Among the falsities that are rampant throughout the document is smears regarding the protesters, the recalls, the unions and various people including Representative Sandy Pasch and Kathleen Falk.  Oh, and I'm in there as well, at the bottom of page 42:
142. In spring 2010, the Milwaukee County District Attorney’s Office declined to prosecute a county employee named Christopher Liebenthal, who was caught engaging in “excessive political blogging” for liberals from his taxpayer-funded computer. The District Attorney’s Office recognized that “Mr. Liebenthal’s actions constitute an extreme example,” but stated that it would prefer to see the situation handled as a personnel matter rather than a criminal matter. The decision by Defendants Chisholm and Landgraf to treat this conduct as a personnel matter is completely different from how they treated indistinguishable conduct by Wink and Rindfleisch. Each was charged criminally on multiple counts, and Rindfleisch was sentenced to jail time for similar conduct treated as a “personnel” matter in Liebenthal’s case.
Actually, there was quite a bit of difference.

Another one of these dark money groups, the utterly misnamed Citizens for a Responsible Government, had filed a criminal charge against me in an effort to distract from the heat of Darlene Wink and Tim Russell getting caught campaigning on county time. The charge was quickly dropped when it was seen that not only was I not seeking political contributions or doing campaign work like Wink, Russell and Rindfleisch, but I wasn't even blogging as I was accused of. A quick review of the dates that CRG was accusing me off were furlough days, vacation days and even major holidays like Memorial Day and Labor Day.

So no, the issues are not anywhere near to similar.  This accusation is as false as the rest of the petition.

As a final note, a lawyerly type of friend pointed out to me that signing off on a knowingly false petition or continuing with a knowingly false lawsuit is - in itself - a crime.

It is without doubt that this is a frivolous lawsuit.  The only thing in question is whether this is a feeble attempt to delay the Sons of Doe investigations in order to buy time for Walker's campaign before fall's election or if it simply a fundraising scheme by WCfG and an elaborate sympathy ploy by O'Keefe.


  1. Capper, great work, as always, helping us figure out the legalese, thanks.

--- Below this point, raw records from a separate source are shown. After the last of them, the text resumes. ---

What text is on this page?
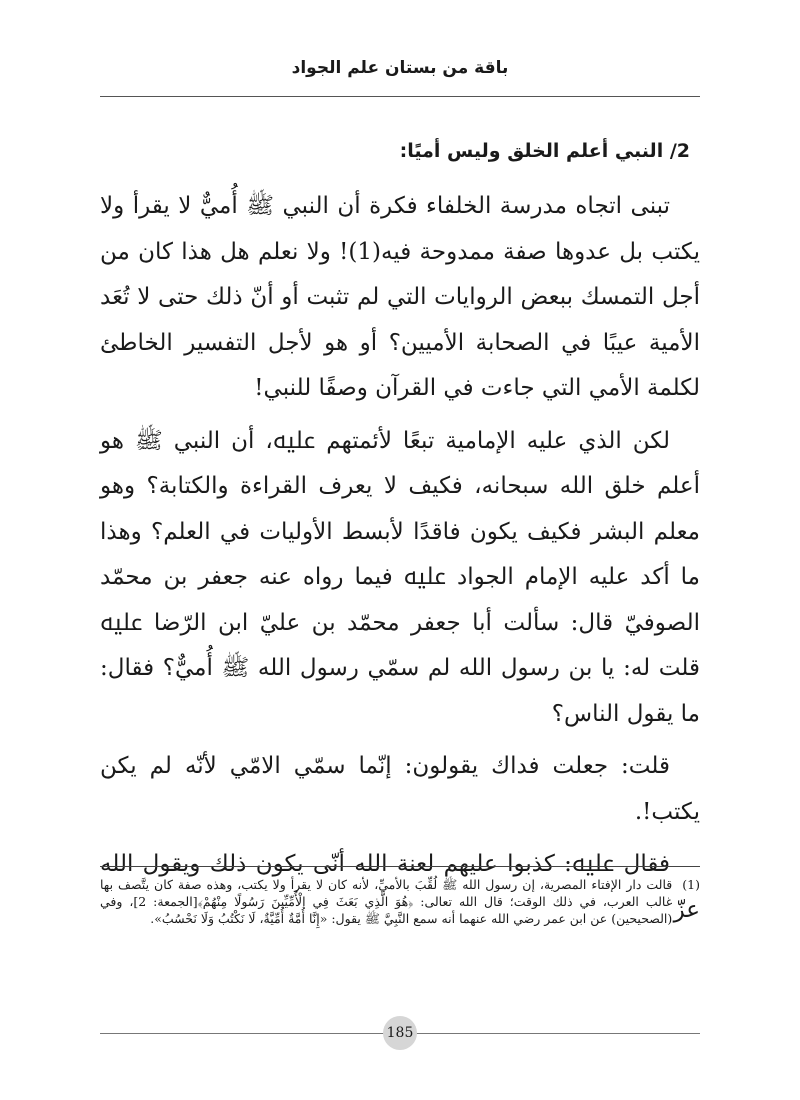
باقة من بستان علم الجواد
2/ النبي أعلم الخلق وليس أميًا:

تبنى اتجاه مدرسة الخلفاء فكرة أن النبي ﷺ أُميٌّ لا يقرأ ولا يكتب بل عدوها صفة ممدوحة فيه(1)! ولا نعلم هل هذا كان من أجل التمسك ببعض الروايات التي لم تثبت أو أنّ ذلك حتى لا تُعَد الأمية عيبًا في الصحابة الأميين؟ أو هو لأجل التفسير الخاطئ لكلمة الأمي التي جاءت في القرآن وصفًا للنبي!

لكن الذي عليه الإمامية تبعًا لأئمتهم ﷷ، أن النبي ﷺ هو أعلم خلق الله سبحانه، فكيف لا يعرف القراءة والكتابة؟ وهو معلم البشر فكيف يكون فاقدًا لأبسط الأوليات في العلم؟ وهذا ما أكد عليه الإمام الجواد ﷷ فيما رواه عنه جعفر بن محمّد الصوفيّ قال: سألت أبا جعفر محمّد بن عليّ ابن الرّضا ﷷ قلت له: يا بن رسول الله لم سمّي رسول الله ﷺ أُميٌّ؟ فقال: ما يقول الناس؟

قلت: جعلت فداك يقولون: إنّما سمّي الامّي لأنّه لم يكن يكتب!.

فقال ﷷ: كذبوا عليهم لعنة الله أنّى يكون ذلك ويقول الله عزّ

(1)
قالت دار الإفتاء المصرية، إن رسول الله ﷺ لُقِّبَ بالأميِّ، لأنه كان لا يقرأ ولا يكتب، وهذه صفة كان يتَّصف بها غالب العرب، في ذلك الوقت؛ قال الله تعالى: ﴿هُوَ الَّذِي بَعَثَ فِي الْأُمِّيِّينَ رَسُولًا مِنْهُمْ﴾[الجمعة: 2]، وفي (الصحيحين) عن ابن عمر رضي الله عنهما أنه سمع النَّبِيَّ ﷺ يقول: «إِنَّا أُمَّةٌ أُمِّيَّةٌ، لَا نَكْتُبُ وَلَا نَحْسُبُ».
185
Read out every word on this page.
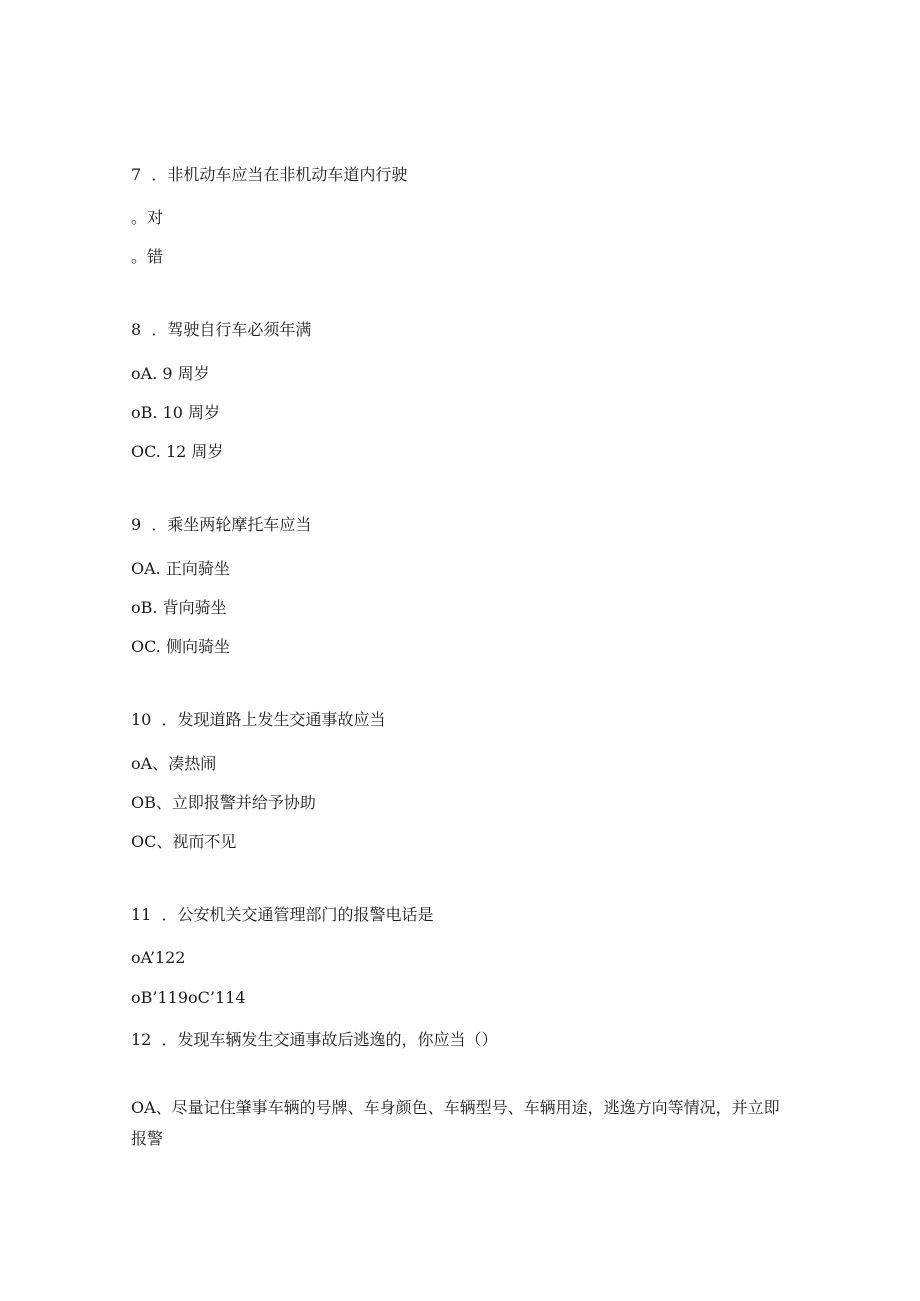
7 ．非机动车应当在非机动车道内行驶
。对
。错
8 ．驾驶自行车必须年满
oA. 9 周岁
oB. 10 周岁
OC. 12 周岁
9 ．乘坐两轮摩托车应当
OA. 正向骑坐
oB. 背向骑坐
OC. 侧向骑坐
10 ．发现道路上发生交通事故应当
oA、凑热闹
OB、立即报警并给予协助
OC、视而不见
11 ．公安机关交通管理部门的报警电话是
oA’122
oB’119oC’114
12 ．发现车辆发生交通事故后逃逸的，你应当（）
OA、尽量记住肇事车辆的号牌、车身颜色、车辆型号、车辆用途，逃逸方向等情况，并立即报警
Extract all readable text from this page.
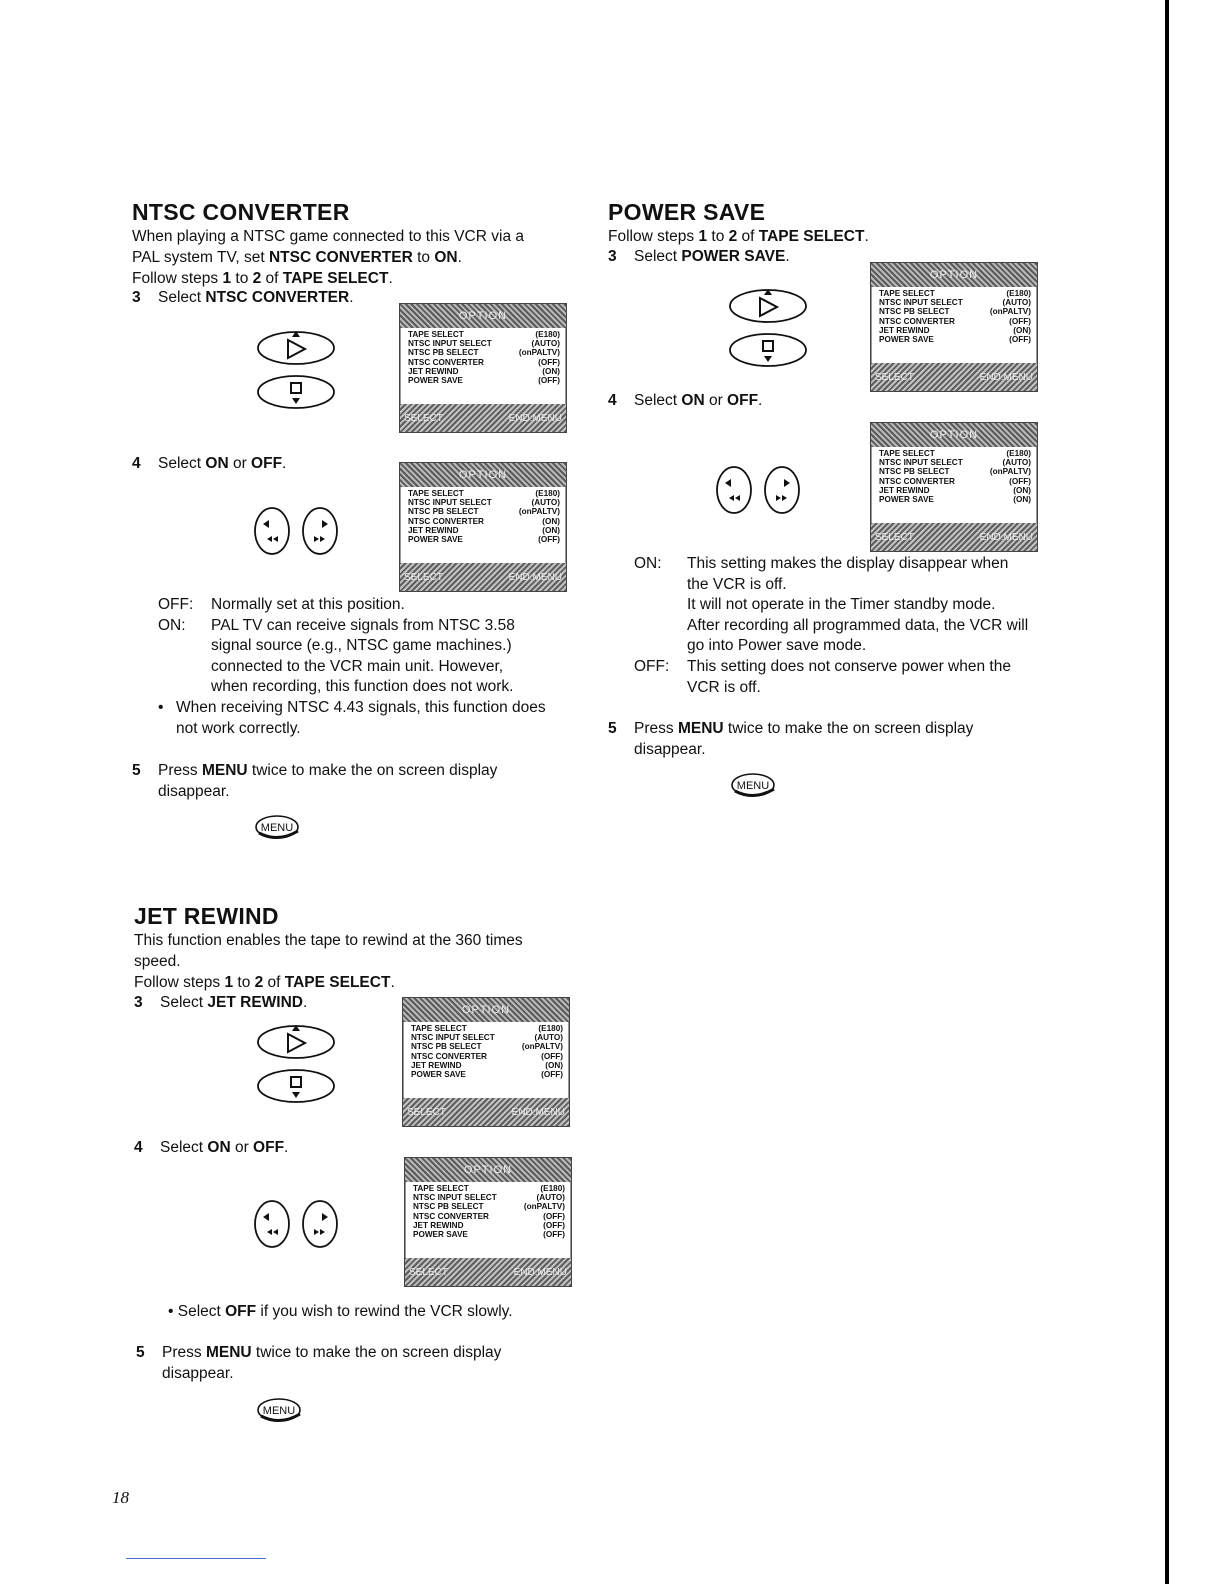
NTSC CONVERTER

When playing a NTSC game connected to this VCR via a

PAL system TV, set NTSC CONVERTER to ON.

Follow steps 1 to 2 of TAPE SELECT.

3 Select NTSC CONVERTER.
OPTION
TAPE SELECT	(E180)
NTSC INPUT SELECT	(AUTO)
NTSC PB SELECT	(onPALTV)
NTSC CONVERTER	(OFF)
JET REWIND	(ON)
POWER SAVE	(OFF)
SELECT	END:MENU
4 Select ON or OFF.
OPTION
TAPE SELECT	(E180)
NTSC INPUT SELECT	(AUTO)
NTSC PB SELECT	(onPALTV)
NTSC CONVERTER	(ON)
JET REWIND	(ON)
POWER SAVE	(OFF)
SELECT	END:MENU
OFF:	Normally set at this position.
ON:	PAL TV can receive signals from NTSC 3.58
signal source (e.g., NTSC game machines.)
connected to the VCR main unit. However,
when recording, this function does not work.
• When receiving NTSC 4.43 signals, this function does
not work correctly.
5 Press MENU twice to make the on screen display
disappear.
MENU
POWER SAVE

Follow steps 1 to 2 of TAPE SELECT.

3 Select POWER SAVE.
OPTION
TAPE SELECT	(E180)
NTSC INPUT SELECT	(AUTO)
NTSC PB SELECT	(onPALTV)
NTSC CONVERTER	(OFF)
JET REWIND	(ON)
POWER SAVE	(OFF)
SELECT	END:MENU
4 Select ON or OFF.
OPTION
TAPE SELECT	(E180)
NTSC INPUT SELECT	(AUTO)
NTSC PB SELECT	(onPALTV)
NTSC CONVERTER	(OFF)
JET REWIND	(ON)
POWER SAVE	(ON)
SELECT	END:MENU
ON:	This setting makes the display disappear when
the VCR is off.
It will not operate in the Timer standby mode.
After recording all programmed data, the VCR will
go into Power save mode.
OFF:	This setting does not conserve power when the
VCR is off.
5 Press MENU twice to make the on screen display
disappear.
MENU
JET REWIND

This function enables the tape to rewind at the 360 times

speed.

Follow steps 1 to 2 of TAPE SELECT.

3 Select JET REWIND.	OPTION
TAPE SELECT	(E180)
NTSC INPUT SELECT	(AUTO)
NTSC PB SELECT	(onPALTV)
NTSC CONVERTER	(OFF)
JET REWIND	(ON)
POWER SAVE	(OFF)
SELECT	END:MENU
4 Select ON or OFF.
OPTION
TAPE SELECT	(E180)
NTSC INPUT SELECT	(AUTO)
NTSC PB SELECT	(onPALTV)
NTSC CONVERTER	(OFF)
JET REWIND	(OFF)
POWER SAVE	(OFF)
SELECT	END:MENU
• Select OFF if you wish to rewind the VCR slowly.
5 Press MENU twice to make the on screen display
disappear.
MENU
18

  2. I read once -- forgot where -- during the the first John Doe, that the prosecutors would be unlikely to issue indictments during an election campaign as matter of protocol. It seems to me that these frivolous lawsuits are an attempt to delay proceedings until the campaign window opens. It will be interesting to see if the prosecutors and the judge allow the process to be gamed in this manner.

  3. Gareth, another nice catch. Thanks.

  4. My impression after reading the document is that the sole reason CFG exists IS to coordinate, and if they can't do that they're done. Nothing is preventing them from doing their own issue advocacy, but apparently doing their own is unattractive- they are much more effective working through other groups. Having the other groups not work with them now seems to be an admission that the other groups know what they are doing is illegal.

    1. Which is why, apparently, Tea Party blogs & calendars & newsletters & tweets & meeting notices are all *disappearing* from the Internet as we speak...

  5. IMHO I think the fed DOJ can easily tack on an Obstruction of Justice charge to O'Keefe's list of indictments. OoJ is a label that could be rephrased, "D'uh, you weren't stupid enough when you committed the first crime/s so you had to seal your deal for prison time by committing another." O'Keefe is not on a learning curve!